Pycuda.driver not found

open

#1

Leap 15.1, Cryosparc v2.11

This is a log file from a user data directory.

It shows that the pycuda driver is not being found. We were finally able to
We had this same error when trying to connect the worker with the master (same machine, --standalone install) but were able to locate the driver when we removed the soft link /usr/local/cuda
from the system.

I think we have a driver (under anaconda directory?) but the path is being preempted.
But I’m not sure and don’t have a fix for it, as # cryosparcm env isn’t showing a issue with the path.

Please help me find and fix.

thanks in advance,
Brian

/usr16/data/rzk01/cryos2/P2/P15/J223/job.log

gyan 331% m J223/job.log

================= CRYOSPARCW ======= 2019-10-04 14:54:51.249530 =========

Project P15 Job J223

Master tulasi Port 39002

===========================================================================

========= monitor process now starting main process

MAINPROCESS PID 5409

========= monitor process now waiting for main process

MAIN PID 5409

refine.run cryosparc2_compute.jobs.jobregister

**** handle exception rc

set status to failed

Traceback (most recent call last):

File "cryosparc2_worker/cryosparc2_compute/run.py", line 69, in cryosparc2_compute.run.main

File "cryosparc2_compute/jobs/jobregister.py", line 308, in get_run_function

runmod = importlib.import_module(".."+modname, __name__)

File "/local-home/repository/cryosparcv211/cryosparc2_worker/deps/anaconda/lib/python2.7/importl

ib/__init__.py", line 37, in import_module

__import__(name)

File "cryosparc2_worker/cryosparc2_compute/jobs/refine/run.py", line 15, in init cryosparc2_comp

ute.jobs.refine.run

File "cryosparc2_compute/engine/__init__.py", line 8, in <module>

from engine import *

File "cryosparc2_worker/cryosparc2_compute/engine/engine.py", line 4, in init cryosparc2_compute

.engine.engine

ImportError: No module named pycuda.driver

========= main process now complete.

========= monitor process now complete.

gyan 332%

#2

A second look has (finally) made me realize that the ./anaconda2 directory is entirely missing from the new installation. I’d thought it build automatically when you ran the scripts per the installation web page, it certainly took a long time doing something. Not at all sure where the files are, but they are clearly missing.


#3

Defined PATH to include /usr/local/cuda-10.1 and as SU ran # pip install pycuda, finally got a clean install.
Stopped the daemons and restarted, # cryosparcm stop/start, then ran the cryosparc worker connect command.

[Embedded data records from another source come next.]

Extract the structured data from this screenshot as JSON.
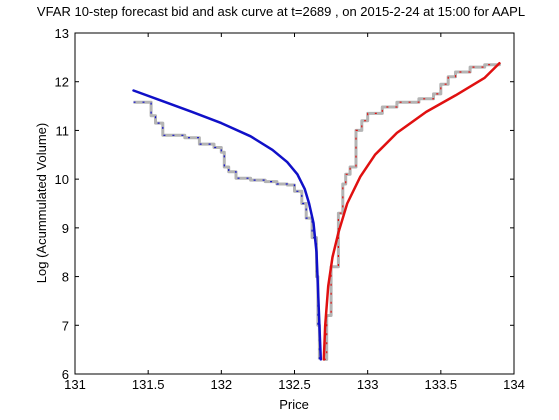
{
  "chart_data": {
    "type": "line",
    "title": "VFAR 10-step forecast bid and ask curve at t=2689 , on 2015-2-24 at 15:00 for AAPL",
    "xlabel": "Price",
    "ylabel": "Log (Acummulated Volume)",
    "xlim": [
      131,
      134
    ],
    "ylim": [
      6,
      13
    ],
    "xticks": [
      131,
      131.5,
      132,
      132.5,
      133,
      133.5,
      134
    ],
    "xtick_labels": [
      "131",
      "131.5",
      "132",
      "132.5",
      "133",
      "133.5",
      "134"
    ],
    "yticks": [
      6,
      7,
      8,
      9,
      10,
      11,
      12,
      13
    ],
    "ytick_labels": [
      "6",
      "7",
      "8",
      "9",
      "10",
      "11",
      "12",
      "13"
    ],
    "grid": false,
    "series": [
      {
        "key": "bid_forecast",
        "color": "#1010c8",
        "style": "solid",
        "points": [
          [
            131.4,
            11.82
          ],
          [
            131.6,
            11.6
          ],
          [
            131.8,
            11.38
          ],
          [
            132.0,
            11.15
          ],
          [
            132.2,
            10.88
          ],
          [
            132.35,
            10.6
          ],
          [
            132.45,
            10.35
          ],
          [
            132.52,
            10.1
          ],
          [
            132.57,
            9.8
          ],
          [
            132.6,
            9.5
          ],
          [
            132.63,
            9.1
          ],
          [
            132.65,
            8.5
          ],
          [
            132.66,
            7.8
          ],
          [
            132.67,
            7.0
          ],
          [
            132.68,
            6.3
          ]
        ]
      },
      {
        "key": "ask_forecast",
        "color": "#e01010",
        "style": "solid",
        "points": [
          [
            132.7,
            6.3
          ],
          [
            132.71,
            7.0
          ],
          [
            132.73,
            7.8
          ],
          [
            132.76,
            8.4
          ],
          [
            132.8,
            8.9
          ],
          [
            132.86,
            9.5
          ],
          [
            132.95,
            10.05
          ],
          [
            133.05,
            10.5
          ],
          [
            133.2,
            10.95
          ],
          [
            133.4,
            11.38
          ],
          [
            133.6,
            11.72
          ],
          [
            133.8,
            12.08
          ],
          [
            133.9,
            12.38
          ]
        ]
      },
      {
        "key": "bid_actual",
        "color": "#b4b4b4",
        "marker_color": "#1010c8",
        "style": "step",
        "points": [
          [
            131.4,
            11.58
          ],
          [
            131.5,
            11.58
          ],
          [
            131.52,
            11.3
          ],
          [
            131.55,
            11.15
          ],
          [
            131.6,
            10.9
          ],
          [
            131.75,
            10.85
          ],
          [
            131.85,
            10.72
          ],
          [
            131.95,
            10.65
          ],
          [
            132.0,
            10.55
          ],
          [
            132.02,
            10.25
          ],
          [
            132.05,
            10.15
          ],
          [
            132.1,
            10.02
          ],
          [
            132.2,
            9.98
          ],
          [
            132.3,
            9.95
          ],
          [
            132.38,
            9.9
          ],
          [
            132.45,
            9.88
          ],
          [
            132.5,
            9.75
          ],
          [
            132.55,
            9.5
          ],
          [
            132.58,
            9.2
          ],
          [
            132.62,
            8.8
          ],
          [
            132.65,
            8.0
          ],
          [
            132.66,
            7.0
          ],
          [
            132.67,
            6.3
          ]
        ]
      },
      {
        "key": "ask_actual",
        "color": "#b4b4b4",
        "marker_color": "#e01010",
        "style": "step",
        "points": [
          [
            132.7,
            6.3
          ],
          [
            132.72,
            7.2
          ],
          [
            132.75,
            8.2
          ],
          [
            132.8,
            9.3
          ],
          [
            132.83,
            9.9
          ],
          [
            132.85,
            10.1
          ],
          [
            132.88,
            10.25
          ],
          [
            132.92,
            11.0
          ],
          [
            132.96,
            11.2
          ],
          [
            133.0,
            11.35
          ],
          [
            133.1,
            11.48
          ],
          [
            133.2,
            11.58
          ],
          [
            133.35,
            11.65
          ],
          [
            133.45,
            11.75
          ],
          [
            133.5,
            11.95
          ],
          [
            133.55,
            12.1
          ],
          [
            133.6,
            12.2
          ],
          [
            133.7,
            12.3
          ],
          [
            133.8,
            12.35
          ],
          [
            133.9,
            12.38
          ]
        ]
      }
    ]
  }
}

I now realize that the resource_slots for GPU is the null set. That clearly explains why jobs waiting on GPU aren’t finding them, but I don’t know how to resolve the root cause.

Any help?
thanks,
Brian


#4

worker now sees the GPU, but scheduler doesn’t.
I assumed cached info from when the problem existed?
How to clear? Unregister and reregister worker?
How to unregister? I’m not seeing it in the docs.


#5

Cryosparcw is able to list the GPUs, but the resource_slots still shows no gpus…
Without the worker telling the master that GPUs are available jobs requiring GPU will remain pending.
I’ve no idea how to get the worker to actually report the GPUs that it actually sees.

Does the cryosparcw connect command take a parameter to the --gpus option? if so, what does the option look like? I am running Titan X Pascal GPUs, 4 of them.